Providing an embedded payments experience goes hand-in-hand with ensuring that consumers feel safe at the checkout, especially with soaring cybercrime. 

When companies use the redirect method, customers get forwarded to another website or app to process their payment via a third party. Often the customers’ card details are not automatically saved, adding yet another touchpoint to their payment journey. 

Also, it’s at this stage that customers experience additional errors or security issues, which can lead them to believe their details won’t be secure resulting in them abandoning the payment altogether.  

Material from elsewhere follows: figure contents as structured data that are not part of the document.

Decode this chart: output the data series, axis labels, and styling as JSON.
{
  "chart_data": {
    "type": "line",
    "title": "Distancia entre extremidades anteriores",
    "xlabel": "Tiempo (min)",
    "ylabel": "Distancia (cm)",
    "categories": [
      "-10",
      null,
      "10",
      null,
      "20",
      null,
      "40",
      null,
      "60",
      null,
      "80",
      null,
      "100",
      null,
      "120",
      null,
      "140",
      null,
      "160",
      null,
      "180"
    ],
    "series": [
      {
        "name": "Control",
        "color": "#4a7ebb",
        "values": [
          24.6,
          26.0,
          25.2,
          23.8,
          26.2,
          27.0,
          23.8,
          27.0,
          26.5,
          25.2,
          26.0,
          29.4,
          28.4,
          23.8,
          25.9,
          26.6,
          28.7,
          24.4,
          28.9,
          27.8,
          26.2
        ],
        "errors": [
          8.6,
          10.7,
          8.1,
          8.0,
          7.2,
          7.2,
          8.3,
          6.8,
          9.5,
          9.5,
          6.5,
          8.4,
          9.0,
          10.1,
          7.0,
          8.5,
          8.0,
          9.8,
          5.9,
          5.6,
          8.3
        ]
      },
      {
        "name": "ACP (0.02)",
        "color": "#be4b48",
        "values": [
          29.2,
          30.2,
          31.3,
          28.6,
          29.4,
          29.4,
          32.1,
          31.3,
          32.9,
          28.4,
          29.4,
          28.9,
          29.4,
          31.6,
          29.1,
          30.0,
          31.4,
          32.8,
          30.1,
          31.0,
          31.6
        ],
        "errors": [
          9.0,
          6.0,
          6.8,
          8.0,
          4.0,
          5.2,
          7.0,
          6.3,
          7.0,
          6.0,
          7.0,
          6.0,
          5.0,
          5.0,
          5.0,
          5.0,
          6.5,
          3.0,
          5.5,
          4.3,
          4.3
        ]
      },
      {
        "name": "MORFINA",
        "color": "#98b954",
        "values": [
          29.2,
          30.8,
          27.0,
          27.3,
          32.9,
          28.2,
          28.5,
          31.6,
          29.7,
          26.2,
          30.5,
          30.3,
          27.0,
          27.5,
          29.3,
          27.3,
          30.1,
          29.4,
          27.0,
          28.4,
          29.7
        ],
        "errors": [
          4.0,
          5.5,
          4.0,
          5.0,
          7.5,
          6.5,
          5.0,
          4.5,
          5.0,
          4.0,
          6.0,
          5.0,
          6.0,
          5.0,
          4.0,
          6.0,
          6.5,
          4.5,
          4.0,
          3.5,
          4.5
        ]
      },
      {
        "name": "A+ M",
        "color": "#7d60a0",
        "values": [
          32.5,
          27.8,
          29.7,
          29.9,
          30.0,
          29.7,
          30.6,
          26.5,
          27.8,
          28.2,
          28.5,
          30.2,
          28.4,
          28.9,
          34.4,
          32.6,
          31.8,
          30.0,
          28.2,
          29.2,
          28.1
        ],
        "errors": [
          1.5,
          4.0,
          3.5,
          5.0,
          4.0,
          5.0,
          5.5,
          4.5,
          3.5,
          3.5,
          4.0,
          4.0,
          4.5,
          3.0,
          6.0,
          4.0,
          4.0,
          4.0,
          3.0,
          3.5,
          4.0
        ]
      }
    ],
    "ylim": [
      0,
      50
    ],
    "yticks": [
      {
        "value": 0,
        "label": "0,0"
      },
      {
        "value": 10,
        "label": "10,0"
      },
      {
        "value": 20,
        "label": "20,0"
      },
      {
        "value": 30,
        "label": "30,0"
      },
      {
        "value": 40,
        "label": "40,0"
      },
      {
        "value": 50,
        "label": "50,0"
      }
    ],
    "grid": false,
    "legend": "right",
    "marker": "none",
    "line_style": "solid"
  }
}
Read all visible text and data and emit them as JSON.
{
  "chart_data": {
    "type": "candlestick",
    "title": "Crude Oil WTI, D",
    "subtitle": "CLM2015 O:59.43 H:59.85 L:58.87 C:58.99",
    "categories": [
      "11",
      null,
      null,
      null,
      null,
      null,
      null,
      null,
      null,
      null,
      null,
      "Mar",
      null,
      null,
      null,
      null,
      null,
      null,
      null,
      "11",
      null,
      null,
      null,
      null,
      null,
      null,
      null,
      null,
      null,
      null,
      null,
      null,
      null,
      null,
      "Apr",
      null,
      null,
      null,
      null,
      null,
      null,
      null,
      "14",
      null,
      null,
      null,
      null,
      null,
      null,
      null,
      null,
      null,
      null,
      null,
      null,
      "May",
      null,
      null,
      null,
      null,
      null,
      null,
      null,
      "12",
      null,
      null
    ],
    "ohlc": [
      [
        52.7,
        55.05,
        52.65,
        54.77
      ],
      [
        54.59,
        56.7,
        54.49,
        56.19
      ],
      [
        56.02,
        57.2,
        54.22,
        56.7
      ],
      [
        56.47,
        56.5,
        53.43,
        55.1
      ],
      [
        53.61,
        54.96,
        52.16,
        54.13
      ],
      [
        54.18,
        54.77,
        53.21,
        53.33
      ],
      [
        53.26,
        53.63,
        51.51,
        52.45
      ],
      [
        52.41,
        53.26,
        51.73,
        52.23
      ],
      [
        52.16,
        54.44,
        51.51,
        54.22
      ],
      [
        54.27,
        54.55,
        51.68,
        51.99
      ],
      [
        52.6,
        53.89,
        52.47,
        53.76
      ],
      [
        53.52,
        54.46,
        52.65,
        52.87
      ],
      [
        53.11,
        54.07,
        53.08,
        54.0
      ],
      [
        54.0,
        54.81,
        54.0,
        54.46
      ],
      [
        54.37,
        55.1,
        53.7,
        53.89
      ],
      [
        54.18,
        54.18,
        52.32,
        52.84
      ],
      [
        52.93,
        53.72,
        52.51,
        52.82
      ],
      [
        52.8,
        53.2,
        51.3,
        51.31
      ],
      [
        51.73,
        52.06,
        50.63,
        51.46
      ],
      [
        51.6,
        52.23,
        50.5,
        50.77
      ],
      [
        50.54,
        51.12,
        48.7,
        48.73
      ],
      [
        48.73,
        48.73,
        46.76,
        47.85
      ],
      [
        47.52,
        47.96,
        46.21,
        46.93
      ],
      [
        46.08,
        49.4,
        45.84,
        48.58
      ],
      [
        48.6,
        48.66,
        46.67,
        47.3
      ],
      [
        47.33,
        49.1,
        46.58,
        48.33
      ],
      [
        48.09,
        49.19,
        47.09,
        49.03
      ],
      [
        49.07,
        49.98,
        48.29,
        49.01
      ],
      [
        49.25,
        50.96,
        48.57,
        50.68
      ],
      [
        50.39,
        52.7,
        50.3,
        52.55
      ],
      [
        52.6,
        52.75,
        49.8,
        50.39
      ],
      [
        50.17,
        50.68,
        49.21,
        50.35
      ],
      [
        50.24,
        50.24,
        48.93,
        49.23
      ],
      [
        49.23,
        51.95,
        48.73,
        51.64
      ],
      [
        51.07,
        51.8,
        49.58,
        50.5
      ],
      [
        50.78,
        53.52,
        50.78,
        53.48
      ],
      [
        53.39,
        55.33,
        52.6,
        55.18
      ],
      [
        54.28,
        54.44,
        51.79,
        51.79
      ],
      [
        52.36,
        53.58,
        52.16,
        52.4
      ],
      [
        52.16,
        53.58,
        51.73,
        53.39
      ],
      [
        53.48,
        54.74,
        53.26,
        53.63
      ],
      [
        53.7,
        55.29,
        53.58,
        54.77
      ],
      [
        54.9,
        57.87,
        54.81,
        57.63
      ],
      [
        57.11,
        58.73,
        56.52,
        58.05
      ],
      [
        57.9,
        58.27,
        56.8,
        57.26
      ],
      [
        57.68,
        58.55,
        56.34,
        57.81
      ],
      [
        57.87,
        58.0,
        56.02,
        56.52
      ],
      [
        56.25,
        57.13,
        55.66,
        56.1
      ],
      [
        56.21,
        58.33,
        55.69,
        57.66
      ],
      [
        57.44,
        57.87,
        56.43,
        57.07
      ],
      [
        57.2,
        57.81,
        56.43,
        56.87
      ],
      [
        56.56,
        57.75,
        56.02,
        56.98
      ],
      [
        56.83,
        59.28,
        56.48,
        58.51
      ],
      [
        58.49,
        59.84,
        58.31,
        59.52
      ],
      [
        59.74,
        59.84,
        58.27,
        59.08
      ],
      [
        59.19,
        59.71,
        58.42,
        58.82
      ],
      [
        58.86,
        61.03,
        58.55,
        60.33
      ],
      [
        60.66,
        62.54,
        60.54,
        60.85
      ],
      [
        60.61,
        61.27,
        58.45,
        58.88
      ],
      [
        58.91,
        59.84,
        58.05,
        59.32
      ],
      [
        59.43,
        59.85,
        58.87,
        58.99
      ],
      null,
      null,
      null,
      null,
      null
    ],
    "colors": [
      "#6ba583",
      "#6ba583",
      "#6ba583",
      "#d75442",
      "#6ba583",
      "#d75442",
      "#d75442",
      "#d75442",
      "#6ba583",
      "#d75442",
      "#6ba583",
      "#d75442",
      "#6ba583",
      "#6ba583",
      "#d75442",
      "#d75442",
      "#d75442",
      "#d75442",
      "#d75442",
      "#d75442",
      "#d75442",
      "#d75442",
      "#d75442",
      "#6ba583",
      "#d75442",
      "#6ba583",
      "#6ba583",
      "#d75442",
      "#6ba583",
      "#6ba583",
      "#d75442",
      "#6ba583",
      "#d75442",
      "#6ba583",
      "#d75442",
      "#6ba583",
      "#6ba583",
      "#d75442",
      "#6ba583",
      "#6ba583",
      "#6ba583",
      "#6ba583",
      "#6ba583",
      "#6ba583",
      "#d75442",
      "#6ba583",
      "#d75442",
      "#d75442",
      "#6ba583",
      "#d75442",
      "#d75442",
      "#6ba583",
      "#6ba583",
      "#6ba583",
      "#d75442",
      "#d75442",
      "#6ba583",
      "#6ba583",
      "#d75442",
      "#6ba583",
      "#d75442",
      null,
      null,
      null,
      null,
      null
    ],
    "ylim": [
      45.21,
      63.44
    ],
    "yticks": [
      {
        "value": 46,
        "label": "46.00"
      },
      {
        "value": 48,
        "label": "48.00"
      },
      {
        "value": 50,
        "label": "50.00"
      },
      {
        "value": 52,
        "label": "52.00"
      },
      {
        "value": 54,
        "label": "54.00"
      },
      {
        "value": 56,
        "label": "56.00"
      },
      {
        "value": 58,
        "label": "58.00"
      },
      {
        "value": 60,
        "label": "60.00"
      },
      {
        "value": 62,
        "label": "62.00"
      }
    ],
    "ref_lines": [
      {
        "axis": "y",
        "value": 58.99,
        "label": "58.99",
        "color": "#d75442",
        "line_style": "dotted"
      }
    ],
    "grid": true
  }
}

Therefore, reducing site changes as much as possible and using clear branding to ensure customers are aware that they’re still on the same site is key to instilling a sense of security. 

Similarly, real-time data validation built into the payment form can prevent bad data from being entered in the first place, such as an invalid expiry date or security code, as well as restrict bad actors from spamming through card data en masse.

Reaching underserved communities

One of the effects the pandemic had on the financial industry is that it forced businesses, consumers, and financial institutions to imagine what a cashless society would look like. 

Unable to touch PIN pads, let alone handle cash, many merchants permanently stopped accepting notes and coins. This trend continued after the pandemic ended, leaving the unbanked without the same access to the things they need, or want, to buy. The dwindling of cash acceptance has provided financial institutions and businesses with an opportunity to present themselves as a problem-solver to the unbanked.

Embedded payment solutions from merchants, such as peer-to-peer payment services or buy now, pay later provide a cash alternative avenue for purchasing goods and services than cash. Banks have also followed suit with their own set of helpful tools and services such as online bill pay, transfers, and loan applications. 

To add to this, embedded finance providers can also analyse alternative data sources, including cross-border sources, open banking data, and non-traditional sources like utility bills, to build a comprehensive picture of an individual’s creditworthiness.

In conclusion

The evolution of embedded finance technology has been fuelled by fundamental changes in consumer and merchant behaviour. Ultimately, consumers want financial products and services that are built into the technologies that touch their daily activities. 

As a result, embedded finance has become the solution by offering both banks and non financial services brands the ability to provide a frictionless and integrated customer experience.